Komisi untuk Orang Hilang dan Korban Tindak Kekerasan (KontraS) mengecam tindak kekerasan yang diduga dilakukan oleh tujuh orang yang diduga merupakan prajurit TNI kepada korban yakni JD (38), MA (41), dan SL (41). Peristiwa ini terjadi di kawasan parkir Hypermart Tole Iskandar, Cilodong, Depok, Jawa Barat hari Sabtu tanggal 31 Mei 2025. Ketiadaan penghukuman terhadap para aparat pelaku kekerasan menyebabkan peristiwa serupa berulang, negara harus bertanggung jawab memberikan rasa keadilan bagi para korban.

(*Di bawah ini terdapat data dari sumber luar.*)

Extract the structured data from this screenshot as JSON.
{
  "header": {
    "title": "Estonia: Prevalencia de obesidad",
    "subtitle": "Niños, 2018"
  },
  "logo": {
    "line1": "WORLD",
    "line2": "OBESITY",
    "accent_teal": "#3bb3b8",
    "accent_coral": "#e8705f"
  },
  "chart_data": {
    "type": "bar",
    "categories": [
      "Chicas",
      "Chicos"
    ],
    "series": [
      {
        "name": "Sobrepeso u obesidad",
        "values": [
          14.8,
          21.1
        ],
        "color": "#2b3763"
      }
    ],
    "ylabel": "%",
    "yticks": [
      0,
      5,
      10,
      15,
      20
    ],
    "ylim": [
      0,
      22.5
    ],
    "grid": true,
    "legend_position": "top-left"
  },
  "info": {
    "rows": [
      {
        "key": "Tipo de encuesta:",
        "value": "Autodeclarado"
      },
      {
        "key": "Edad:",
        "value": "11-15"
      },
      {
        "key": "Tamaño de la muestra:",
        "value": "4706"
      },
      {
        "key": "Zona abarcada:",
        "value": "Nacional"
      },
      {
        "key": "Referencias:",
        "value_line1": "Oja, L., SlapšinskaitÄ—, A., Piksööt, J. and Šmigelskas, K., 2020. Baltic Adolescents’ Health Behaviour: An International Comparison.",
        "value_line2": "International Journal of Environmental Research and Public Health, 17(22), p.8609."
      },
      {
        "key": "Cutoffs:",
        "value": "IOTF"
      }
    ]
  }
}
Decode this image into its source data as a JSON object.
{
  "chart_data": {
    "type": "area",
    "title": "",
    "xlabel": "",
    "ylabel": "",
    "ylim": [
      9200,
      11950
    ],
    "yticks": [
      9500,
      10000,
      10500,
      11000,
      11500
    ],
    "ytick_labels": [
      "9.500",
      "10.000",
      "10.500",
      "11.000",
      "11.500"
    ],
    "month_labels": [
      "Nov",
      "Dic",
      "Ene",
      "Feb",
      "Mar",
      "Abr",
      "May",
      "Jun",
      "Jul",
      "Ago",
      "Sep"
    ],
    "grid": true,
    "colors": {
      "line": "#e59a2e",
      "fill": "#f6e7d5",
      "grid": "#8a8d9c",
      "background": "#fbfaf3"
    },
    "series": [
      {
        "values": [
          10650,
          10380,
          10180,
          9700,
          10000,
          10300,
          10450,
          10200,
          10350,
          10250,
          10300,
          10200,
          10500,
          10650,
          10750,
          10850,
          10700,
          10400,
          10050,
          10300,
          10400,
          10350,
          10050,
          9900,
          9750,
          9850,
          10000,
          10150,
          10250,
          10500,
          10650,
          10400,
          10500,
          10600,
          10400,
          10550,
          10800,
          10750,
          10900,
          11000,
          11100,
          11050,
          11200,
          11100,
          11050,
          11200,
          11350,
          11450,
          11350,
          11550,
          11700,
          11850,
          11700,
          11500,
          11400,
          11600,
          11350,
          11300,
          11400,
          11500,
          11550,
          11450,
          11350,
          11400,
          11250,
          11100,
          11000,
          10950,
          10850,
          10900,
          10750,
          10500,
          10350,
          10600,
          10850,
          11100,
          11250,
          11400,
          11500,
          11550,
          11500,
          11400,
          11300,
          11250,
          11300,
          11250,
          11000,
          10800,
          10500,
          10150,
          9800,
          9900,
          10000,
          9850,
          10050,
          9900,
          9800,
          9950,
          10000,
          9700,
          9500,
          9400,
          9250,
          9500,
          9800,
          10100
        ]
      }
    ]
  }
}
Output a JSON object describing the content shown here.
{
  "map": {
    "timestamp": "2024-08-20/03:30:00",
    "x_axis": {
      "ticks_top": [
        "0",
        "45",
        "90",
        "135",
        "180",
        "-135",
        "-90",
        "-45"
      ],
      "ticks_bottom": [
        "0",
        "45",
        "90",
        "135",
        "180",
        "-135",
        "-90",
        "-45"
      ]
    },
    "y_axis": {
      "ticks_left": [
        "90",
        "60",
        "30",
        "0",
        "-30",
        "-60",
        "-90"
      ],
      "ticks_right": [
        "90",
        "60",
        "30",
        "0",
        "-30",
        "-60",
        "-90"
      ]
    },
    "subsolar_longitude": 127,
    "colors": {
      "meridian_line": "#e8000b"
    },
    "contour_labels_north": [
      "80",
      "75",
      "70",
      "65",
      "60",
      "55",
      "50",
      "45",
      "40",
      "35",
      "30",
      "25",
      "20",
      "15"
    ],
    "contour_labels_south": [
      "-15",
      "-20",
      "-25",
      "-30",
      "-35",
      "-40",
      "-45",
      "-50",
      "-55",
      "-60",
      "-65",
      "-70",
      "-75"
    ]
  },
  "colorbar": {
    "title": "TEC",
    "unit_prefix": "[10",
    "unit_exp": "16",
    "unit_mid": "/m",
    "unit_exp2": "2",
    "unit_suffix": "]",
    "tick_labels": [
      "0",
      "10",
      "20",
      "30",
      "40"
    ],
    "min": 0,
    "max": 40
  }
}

Berdasarkan informasi yang kami himpun dari media, peristiwa terjadi sekitar pukul 18.00 bermula saat datangnya sejumlah pengunjung supermarket yang menggunakan kendaraan roda empat dan roda dua.1 Namun, laki-laki yang belum diketahui identitasnya menggunakan sepeda motor memarkirkan kendaraannya di bagian mobil, khususnya bagian lobi supermarket, meskipun telah disediakan tempat parkir untuk sepeda motor. Petugas keamanan supermarket berinisial JD kemudian menegur pria tersebut agar memindahkan kendaraannya ke tempat yang sudah ditentukan. Namun karena tidak terima, pria yang merupakan pengendara sepeda motor memainkan gas kendaraannya. JD kemudian kembali menegur dan meminta untuk meninggalkan area parkir. Pria tersebut langsung keluar dari area supermarket. Namun sebelum pergi meninggalkan area supermarket, pria tersebut sempat menantang petugas parkir dengan berucap “lu tunggu entar, gue bawa sekompi”. Selang 30 menit kemudian, datang sekitar 7 orang yang langsung menyerang korban dengan memukul bahkan salah seorang korban dihajar menggunakan conblock. Dua orang korban sempat kabur dan satu orang melawan. 2
Akibat pengeroyokan tersebut, tiga korban mengalami luka-luka. SL menderita luka di bibir, JD mengalami lebam pada hidung, mata kiri, dan lecet. Sedangkan MA menderita luka lebam pada mata kanan sampai tidak dapat melihat. Salah satu korban kemudian dirujuk ke RSUD Cibinong setelah dirawat di RS Primaya. Pasca peristiwa pemukulan tersebut, para pelaku pergi ke arah selatan atau Jalan BBM kemudian ke Markas TNI di Cilodong. Saat ini, kuasa hukum dari warga berinisial JD, MA, dan SL melaporkan kasus pengeroyokan yang dialami kliennya diduga dilakukan anggota TNI ke Polda Metro Jaya. Laporan itu diterima SPKT Polda Metro Jaya dengan nomor STTLP/B/1074/V/2025/SPKT/POLRES METRO DEPOK/POLDA METRO JAYA.3
Terhadap peristiwa tersebut, kami menilai bahwa hal ini menunjukkan adanya arogansi dan kesewenang-wenangan dari TNI. Dilakukannya pengeroyokan terhadap warga sipil dari terduga aparat TNI menunjukkan masih adanya anggota TNI yang menunjukkan arogansi di lapangan yang merupakan salah satu motif umum di balik kekerasan TNI yang sejatinya didasari oleh permasalahan sepele yang dapat diselesaikan secara rasional tanpa melalui cara-cara kekerasan. Kekerasan yang berakibat pada pelanggaran HAM tersebut tentu tidak sesuai dengan Jati Diri TNI sebagai tentara rakyat.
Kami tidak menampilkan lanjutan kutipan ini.